Adjunct Professor
BA (Claremont), MSL (Pontifical Institute of Mediaeval Studies), Ph.D. (Toronto), FRSC
Research Interests: Classical Studies; History of schools, books, and scholarship (late antiquity / early Middle Ages); reception of Graeco-Roman mythology in the Middle Ages; Christianity in Britain and Ireland (400-1000 C.E.)
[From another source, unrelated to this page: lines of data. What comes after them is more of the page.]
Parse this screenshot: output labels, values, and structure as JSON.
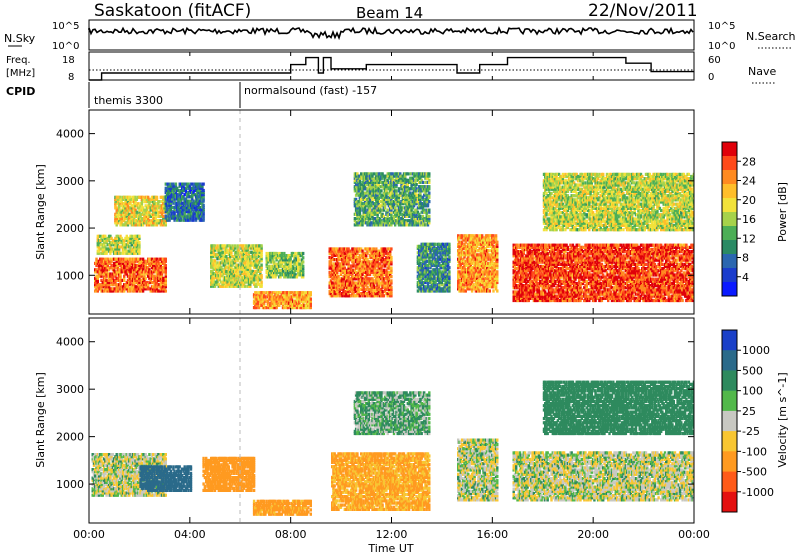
{
  "header": {
    "station": "Saskatoon (fitACF)",
    "beam": "Beam 14",
    "date": "22/Nov/2011"
  },
  "noise_panel": {
    "left_label": "N.Sky",
    "right_label": "N.Search",
    "left_ticks": [
      "10^5",
      "10^0"
    ],
    "right_ticks": [
      "10^5",
      "10^0"
    ]
  },
  "freq_panel": {
    "left_label_1": "Freq.",
    "left_label_2": "[MHz]",
    "right_label": "Nave",
    "left_ticks": [
      "18",
      "8"
    ],
    "right_ticks": [
      "60",
      "0"
    ]
  },
  "cpid": {
    "label": "CPID",
    "programs": [
      {
        "name": "themis 3300",
        "start_hour": 0
      },
      {
        "name": "normalsound (fast) -157",
        "start_hour": 6
      }
    ]
  },
  "power_colorbar": {
    "label": "Power [dB]",
    "ticks": [
      "28",
      "24",
      "20",
      "16",
      "12",
      "8",
      "4"
    ],
    "colors": [
      "#e0000a",
      "#ff4a1a",
      "#ff8a20",
      "#ffbe2a",
      "#f2e23a",
      "#a6d24a",
      "#4cae56",
      "#2a8a64",
      "#2a66b0",
      "#1a3ccc",
      "#0a1aff"
    ]
  },
  "velocity_colorbar": {
    "label": "Velocity [m s^-1]",
    "ticks": [
      "1000",
      "500",
      "100",
      "25",
      "-25",
      "-100",
      "-500",
      "-1000"
    ],
    "colors": [
      "#1a40c8",
      "#2a6a8a",
      "#2e8a5e",
      "#52b84a",
      "#c8c8c2",
      "#f8c632",
      "#ff9a20",
      "#ff5a18",
      "#e41010"
    ]
  },
  "chart_data": {
    "type": "heatmap",
    "xlabel": "Time UT",
    "x_ticks": [
      "00:00",
      "04:00",
      "08:00",
      "12:00",
      "16:00",
      "20:00",
      "00:00"
    ],
    "xlim_hours": [
      0,
      24
    ],
    "ylabel": "Slant Range [km]",
    "y_ticks": [
      1000,
      2000,
      3000,
      4000
    ],
    "ylim_km": [
      180,
      4500
    ],
    "frequency_mhz_schedule": [
      {
        "from": 0,
        "to": 0.5,
        "value": 8
      },
      {
        "from": 0.5,
        "to": 8.0,
        "value": 10.5
      },
      {
        "from": 8.0,
        "to": 8.6,
        "value": 13.5
      },
      {
        "from": 8.6,
        "to": 9.1,
        "value": 16
      },
      {
        "from": 9.1,
        "to": 9.3,
        "value": 10.5
      },
      {
        "from": 9.3,
        "to": 9.6,
        "value": 16
      },
      {
        "from": 9.6,
        "to": 11.0,
        "value": 12
      },
      {
        "from": 11.0,
        "to": 14.6,
        "value": 13.5
      },
      {
        "from": 14.6,
        "to": 15.5,
        "value": 10.5
      },
      {
        "from": 15.5,
        "to": 16.6,
        "value": 13.5
      },
      {
        "from": 16.6,
        "to": 21.3,
        "value": 16
      },
      {
        "from": 21.3,
        "to": 22.3,
        "value": 14
      },
      {
        "from": 22.3,
        "to": 24.0,
        "value": 11
      }
    ],
    "power_regions_db": [
      {
        "t0": 0.2,
        "t1": 3.0,
        "r0": 700,
        "r1": 1400,
        "value": 24
      },
      {
        "t0": 0.3,
        "t1": 2.0,
        "r0": 1500,
        "r1": 1900,
        "value": 16
      },
      {
        "t0": 1.0,
        "t1": 3.0,
        "r0": 2100,
        "r1": 2700,
        "value": 18
      },
      {
        "t0": 3.0,
        "t1": 4.5,
        "r0": 2200,
        "r1": 3000,
        "value": 8
      },
      {
        "t0": 4.8,
        "t1": 6.8,
        "r0": 800,
        "r1": 1700,
        "value": 16
      },
      {
        "t0": 6.5,
        "t1": 8.8,
        "r0": 350,
        "r1": 700,
        "value": 22
      },
      {
        "t0": 7.0,
        "t1": 8.5,
        "r0": 1000,
        "r1": 1500,
        "value": 14
      },
      {
        "t0": 9.5,
        "t1": 12.0,
        "r0": 600,
        "r1": 1600,
        "value": 24
      },
      {
        "t0": 10.5,
        "t1": 13.5,
        "r0": 2100,
        "r1": 3200,
        "value": 12
      },
      {
        "t0": 13.0,
        "t1": 14.3,
        "r0": 700,
        "r1": 1700,
        "value": 10
      },
      {
        "t0": 14.6,
        "t1": 16.2,
        "r0": 700,
        "r1": 1900,
        "value": 22
      },
      {
        "t0": 16.8,
        "t1": 24.0,
        "r0": 500,
        "r1": 1700,
        "value": 26
      },
      {
        "t0": 18.0,
        "t1": 24.0,
        "r0": 2000,
        "r1": 3200,
        "value": 16
      }
    ],
    "velocity_regions_ms": [
      {
        "t0": 0.1,
        "t1": 3.0,
        "r0": 800,
        "r1": 1700,
        "value": 0
      },
      {
        "t0": 2.0,
        "t1": 4.0,
        "r0": 900,
        "r1": 1400,
        "value": 400
      },
      {
        "t0": 4.5,
        "t1": 6.5,
        "r0": 900,
        "r1": 1600,
        "value": -200
      },
      {
        "t0": 6.5,
        "t1": 8.8,
        "r0": 400,
        "r1": 700,
        "value": -150
      },
      {
        "t0": 9.6,
        "t1": 13.5,
        "r0": 500,
        "r1": 1700,
        "value": -120
      },
      {
        "t0": 10.5,
        "t1": 13.5,
        "r0": 2100,
        "r1": 3000,
        "value": 60
      },
      {
        "t0": 14.6,
        "t1": 16.2,
        "r0": 700,
        "r1": 2000,
        "value": 0
      },
      {
        "t0": 16.8,
        "t1": 24.0,
        "r0": 700,
        "r1": 1700,
        "value": 0
      },
      {
        "t0": 18.0,
        "t1": 24.0,
        "r0": 2100,
        "r1": 3200,
        "value": 200
      }
    ]
  }
}
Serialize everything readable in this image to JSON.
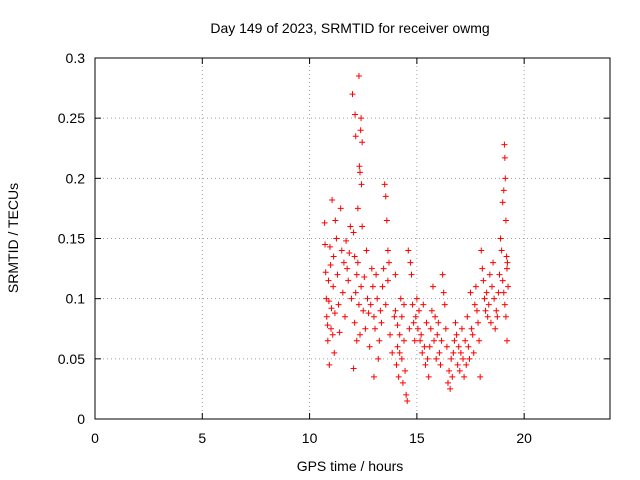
{
  "chart_data": {
    "type": "scatter",
    "title": "Day 149 of 2023, SRMTID for receiver owmg",
    "xlabel": "GPS time / hours",
    "ylabel": "SRMTID / TECUs",
    "xlim": [
      0,
      24
    ],
    "ylim": [
      0,
      0.3
    ],
    "xticks": [
      0,
      5,
      10,
      15,
      20
    ],
    "xtick_labels": [
      "0",
      "5",
      "10",
      "15",
      "20"
    ],
    "yticks": [
      0,
      0.05,
      0.1,
      0.15,
      0.2,
      0.25,
      0.3
    ],
    "ytick_labels": [
      "0",
      "0.05",
      "0.1",
      "0.15",
      "0.2",
      "0.25",
      "0.3"
    ],
    "grid": true,
    "marker": "+",
    "series": [
      {
        "name": "SRMTID",
        "color": "#ff0000",
        "points": [
          [
            10.7,
            0.163
          ],
          [
            10.75,
            0.122
          ],
          [
            10.8,
            0.085
          ],
          [
            10.85,
            0.065
          ],
          [
            10.9,
            0.098
          ],
          [
            10.95,
            0.143
          ],
          [
            11.0,
            0.075
          ],
          [
            11.05,
            0.182
          ],
          [
            11.1,
            0.11
          ],
          [
            11.15,
            0.055
          ],
          [
            10.72,
            0.145
          ],
          [
            10.78,
            0.1
          ],
          [
            10.84,
            0.078
          ],
          [
            10.88,
            0.115
          ],
          [
            10.92,
            0.045
          ],
          [
            10.98,
            0.128
          ],
          [
            11.02,
            0.092
          ],
          [
            11.08,
            0.07
          ],
          [
            11.12,
            0.135
          ],
          [
            11.18,
            0.088
          ],
          [
            11.2,
            0.165
          ],
          [
            11.25,
            0.15
          ],
          [
            11.3,
            0.12
          ],
          [
            11.35,
            0.095
          ],
          [
            11.4,
            0.072
          ],
          [
            11.45,
            0.175
          ],
          [
            11.5,
            0.14
          ],
          [
            11.55,
            0.105
          ],
          [
            11.6,
            0.13
          ],
          [
            11.65,
            0.085
          ],
          [
            11.7,
            0.148
          ],
          [
            11.75,
            0.125
          ],
          [
            11.8,
            0.115
          ],
          [
            11.85,
            0.138
          ],
          [
            11.9,
            0.16
          ],
          [
            11.95,
            0.1
          ],
          [
            12.0,
            0.27
          ],
          [
            12.05,
            0.155
          ],
          [
            12.1,
            0.135
          ],
          [
            12.12,
            0.253
          ],
          [
            12.15,
            0.235
          ],
          [
            12.2,
            0.12
          ],
          [
            12.25,
            0.175
          ],
          [
            12.3,
            0.285
          ],
          [
            12.32,
            0.21
          ],
          [
            12.35,
            0.205
          ],
          [
            12.38,
            0.24
          ],
          [
            12.4,
            0.25
          ],
          [
            12.42,
            0.195
          ],
          [
            12.45,
            0.23
          ],
          [
            12.1,
            0.08
          ],
          [
            12.2,
            0.065
          ],
          [
            12.3,
            0.095
          ],
          [
            12.4,
            0.11
          ],
          [
            12.5,
            0.09
          ],
          [
            12.6,
            0.075
          ],
          [
            12.7,
            0.1
          ],
          [
            12.8,
            0.06
          ],
          [
            12.9,
            0.125
          ],
          [
            13.0,
            0.085
          ],
          [
            12.05,
            0.042
          ],
          [
            12.15,
            0.105
          ],
          [
            12.25,
            0.13
          ],
          [
            12.35,
            0.07
          ],
          [
            12.45,
            0.16
          ],
          [
            12.55,
            0.118
          ],
          [
            12.65,
            0.14
          ],
          [
            12.75,
            0.088
          ],
          [
            12.85,
            0.095
          ],
          [
            12.95,
            0.11
          ],
          [
            13.0,
            0.035
          ],
          [
            13.1,
            0.12
          ],
          [
            13.2,
            0.05
          ],
          [
            13.3,
            0.09
          ],
          [
            13.4,
            0.11
          ],
          [
            13.5,
            0.195
          ],
          [
            13.55,
            0.185
          ],
          [
            13.6,
            0.165
          ],
          [
            13.65,
            0.14
          ],
          [
            13.7,
            0.13
          ],
          [
            13.05,
            0.075
          ],
          [
            13.15,
            0.1
          ],
          [
            13.25,
            0.065
          ],
          [
            13.35,
            0.08
          ],
          [
            13.45,
            0.125
          ],
          [
            13.55,
            0.095
          ],
          [
            13.65,
            0.115
          ],
          [
            13.75,
            0.07
          ],
          [
            13.85,
            0.055
          ],
          [
            13.95,
            0.085
          ],
          [
            14.0,
            0.12
          ],
          [
            14.05,
            0.045
          ],
          [
            14.1,
            0.06
          ],
          [
            14.15,
            0.035
          ],
          [
            14.2,
            0.07
          ],
          [
            14.25,
            0.1
          ],
          [
            14.3,
            0.05
          ],
          [
            14.35,
            0.03
          ],
          [
            14.4,
            0.065
          ],
          [
            14.45,
            0.04
          ],
          [
            14.0,
            0.09
          ],
          [
            14.1,
            0.078
          ],
          [
            14.2,
            0.055
          ],
          [
            14.3,
            0.085
          ],
          [
            14.4,
            0.095
          ],
          [
            14.5,
            0.02
          ],
          [
            14.55,
            0.015
          ],
          [
            14.6,
            0.14
          ],
          [
            14.65,
            0.075
          ],
          [
            14.7,
            0.13
          ],
          [
            14.75,
            0.12
          ],
          [
            14.8,
            0.095
          ],
          [
            14.85,
            0.08
          ],
          [
            14.9,
            0.065
          ],
          [
            14.95,
            0.085
          ],
          [
            15.0,
            0.1
          ],
          [
            15.05,
            0.075
          ],
          [
            15.1,
            0.09
          ],
          [
            15.15,
            0.065
          ],
          [
            15.2,
            0.07
          ],
          [
            15.25,
            0.055
          ],
          [
            15.3,
            0.095
          ],
          [
            15.35,
            0.06
          ],
          [
            15.4,
            0.045
          ],
          [
            15.45,
            0.08
          ],
          [
            15.5,
            0.05
          ],
          [
            15.55,
            0.035
          ],
          [
            15.6,
            0.06
          ],
          [
            15.65,
            0.075
          ],
          [
            15.7,
            0.09
          ],
          [
            15.75,
            0.11
          ],
          [
            15.8,
            0.065
          ],
          [
            15.85,
            0.085
          ],
          [
            15.9,
            0.05
          ],
          [
            15.95,
            0.07
          ],
          [
            16.0,
            0.08
          ],
          [
            16.05,
            0.055
          ],
          [
            16.1,
            0.045
          ],
          [
            16.15,
            0.065
          ],
          [
            16.2,
            0.12
          ],
          [
            16.25,
            0.105
          ],
          [
            16.3,
            0.095
          ],
          [
            16.35,
            0.075
          ],
          [
            16.4,
            0.06
          ],
          [
            16.45,
            0.03
          ],
          [
            16.5,
            0.04
          ],
          [
            16.55,
            0.025
          ],
          [
            16.6,
            0.05
          ],
          [
            16.65,
            0.035
          ],
          [
            16.7,
            0.055
          ],
          [
            16.75,
            0.065
          ],
          [
            16.8,
            0.08
          ],
          [
            16.85,
            0.07
          ],
          [
            16.9,
            0.045
          ],
          [
            16.95,
            0.06
          ],
          [
            17.0,
            0.04
          ],
          [
            17.05,
            0.055
          ],
          [
            17.1,
            0.075
          ],
          [
            17.15,
            0.05
          ],
          [
            17.2,
            0.035
          ],
          [
            17.25,
            0.065
          ],
          [
            17.3,
            0.045
          ],
          [
            17.35,
            0.085
          ],
          [
            17.4,
            0.06
          ],
          [
            17.45,
            0.05
          ],
          [
            17.5,
            0.105
          ],
          [
            17.55,
            0.075
          ],
          [
            17.6,
            0.07
          ],
          [
            17.65,
            0.055
          ],
          [
            17.7,
            0.095
          ],
          [
            17.75,
            0.11
          ],
          [
            17.8,
            0.09
          ],
          [
            17.85,
            0.08
          ],
          [
            17.9,
            0.065
          ],
          [
            17.95,
            0.035
          ],
          [
            18.0,
            0.14
          ],
          [
            18.05,
            0.125
          ],
          [
            18.1,
            0.115
          ],
          [
            18.15,
            0.1
          ],
          [
            18.2,
            0.09
          ],
          [
            18.25,
            0.105
          ],
          [
            18.3,
            0.085
          ],
          [
            18.35,
            0.095
          ],
          [
            18.4,
            0.12
          ],
          [
            18.45,
            0.08
          ],
          [
            18.5,
            0.11
          ],
          [
            18.55,
            0.13
          ],
          [
            18.6,
            0.1
          ],
          [
            18.65,
            0.075
          ],
          [
            18.7,
            0.09
          ],
          [
            18.75,
            0.085
          ],
          [
            18.8,
            0.105
          ],
          [
            18.85,
            0.12
          ],
          [
            18.9,
            0.15
          ],
          [
            18.95,
            0.14
          ],
          [
            19.0,
            0.18
          ],
          [
            19.05,
            0.19
          ],
          [
            19.08,
            0.228
          ],
          [
            19.1,
            0.217
          ],
          [
            19.12,
            0.2
          ],
          [
            19.15,
            0.165
          ],
          [
            19.18,
            0.135
          ],
          [
            19.2,
            0.125
          ],
          [
            19.22,
            0.13
          ],
          [
            19.25,
            0.11
          ],
          [
            19.1,
            0.095
          ],
          [
            19.15,
            0.085
          ],
          [
            19.2,
            0.065
          ],
          [
            19.05,
            0.105
          ],
          [
            19.0,
            0.115
          ]
        ]
      }
    ]
  }
}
Michael Herren is a literary archaeologist. He looks for treasures in the dimly lit corners of the early Middle Ages and usually comes up with something interesting, such as a work describing life in an Irish school in the seventh century, or a pagan charm posing as a Christian prayer, or a fantasy travel story replete with sci-fi inventions. Several of his digs unearthed materials that reveal what the early European Middle Ages knew about the ancient world, including their religion and mythology, and how they interpreted them. Another excavation turned up evidence about where Greek was studied and how much of this language scholars of the time were able to learn. He examined Medieval Latin poems that describe works of art or architecture for their value in identifying genuine works. Michael has also opened up questions about the kind of Christianity people practiced, and whether it was in line with Roman orthodoxy, and whether saints then were really saintly, as we might think of saintliness. For publications illustrating these diverse investigations see The Hisperica Famina, 2 vols. (Toronto, 1974, 1987), The Cosmography of Aethicus Ister (Turnhout, 2011), The Sacred Nectar of the Greeks (with Shirley Ann Brown, London, 1988), “Eriugena's ‘Aulae Sidereae,’ the ‘Codex Aureus,’ and the Palatine Church of St. Mary at Compiègne” (Studi Medievali n.s. 28.2, 593-608), “The Earliest European Study of Graeco-Roman Mythology” (Acta Classica XXXIV-XXXV, 35-50), The Anatomy of Myth (New York, 2017), and Christ in Celtic Christianity (with Shirley Ann Brown, Woodbridge, Suffolk, UK, 2002).
Before coming to Trent Michael taught Latin (classical and medieval) and courses on early Christianity and classical reception at York University and the University of Toronto. He gave lecture series and courses at University College Dublin, Cambridge, and Berkeley, and was Senior Research Fellow at King’s College London. He founded the Journal of Medieval Latin and co-founded its subsidia series. He received a number of awards: a Distinguished Research Professorship at York, a Killam Research Fellowship, a Guggenheim Fellowship, a Research Prize from the Alexander-von-Humboldt Foundation, and the Konrad Adenauer Prize (Royal Society of Canada – Humboldt Foundation). He also received two volumes of essays in his honour. Michael is a Fellow of the Royal Society of Canada and the Medieval Academy of America, and an Honorary Member (Corresponding Fellow) of the Royal Irish Academy.